Wakil Ketua DPRD Provinsi DKI Jakarta, Ima Mahdiah, memastikan pihaknya akan mengawasi ketat implementasi Upah Minimum Provinsi (UMP) DKI Jakarta 2026 yang telah ditetapkan sebesar Rp 5.729.876. Pernyataan ini disampaikan Ima menyusul penolakan Konfederasi Serikat Pekerja Indonesia (KSPI) terhadap besaran kenaikan upah tersebut.
Ima Mahdiah menghargai komitmen KSPI dalam memperjuangkan kesejahteraan buruh. Menurutnya, penetapan UMP Jakarta 2026 merupakan hasil dari proses tripartit yang transparan dan adil.
Dapatkan berita menarik lainnya di mureks.co.id.
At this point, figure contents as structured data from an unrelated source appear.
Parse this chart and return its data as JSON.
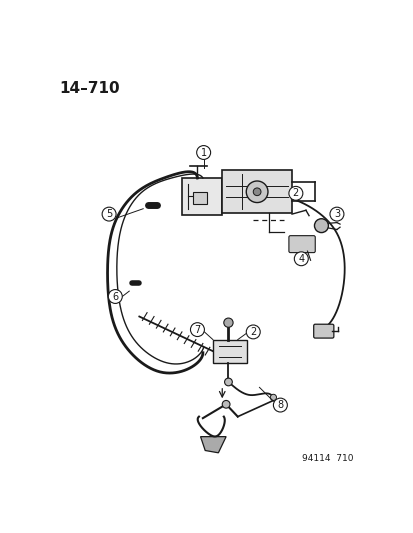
{
  "title": "14–710",
  "part_number": "94114  710",
  "background_color": "#ffffff",
  "line_color": "#1a1a1a",
  "text_color": "#1a1a1a",
  "title_fontsize": 11,
  "callout_fontsize": 7.5,
  "fig_width": 4.14,
  "fig_height": 5.33,
  "dpi": 100
}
“Kami menghargai komitmen KSPI dalam memperjuangkan kesejahteraan buruh. Penetapan UMP Jakarta 2026 adalah hasil dari proses tripartit yang transparan dan adil. Kenaikan 6,17 persen ini telah melampaui inflasi daerah Jakarta,” kata Ima kepada wartawan pada Sabtu (27/12/2025).
Selain kenaikan upah, Ima menambahkan, Pemerintah Provinsi DKI Jakarta juga menyiapkan berbagai program untuk meningkatkan kesejahteraan buruh. Program tersebut meliputi subsidi transportasi publik, bantuan pangan, layanan cek kesehatan gratis, serta akses air minum melalui PAM Jaya.
“DPRD DKI Jakarta berkomitmen untuk melakukan pengawasan ketat terhadap implementasi UMP ini, dan pemerintah akan memberikan sanksi tegas bagi perusahaan yang tidak menerapkannya,” tegas Ima.
Ia juga optimistis terhadap prospek kenaikan upah di masa mendatang. “Dengan pertumbuhan ekonomi Jakarta yang baik dan iklim investasi yang kondusif, kami yakin dapat memberikan kenaikan upah yang lebih signifikan di tahun-tahun mendatang,” imbuhnya.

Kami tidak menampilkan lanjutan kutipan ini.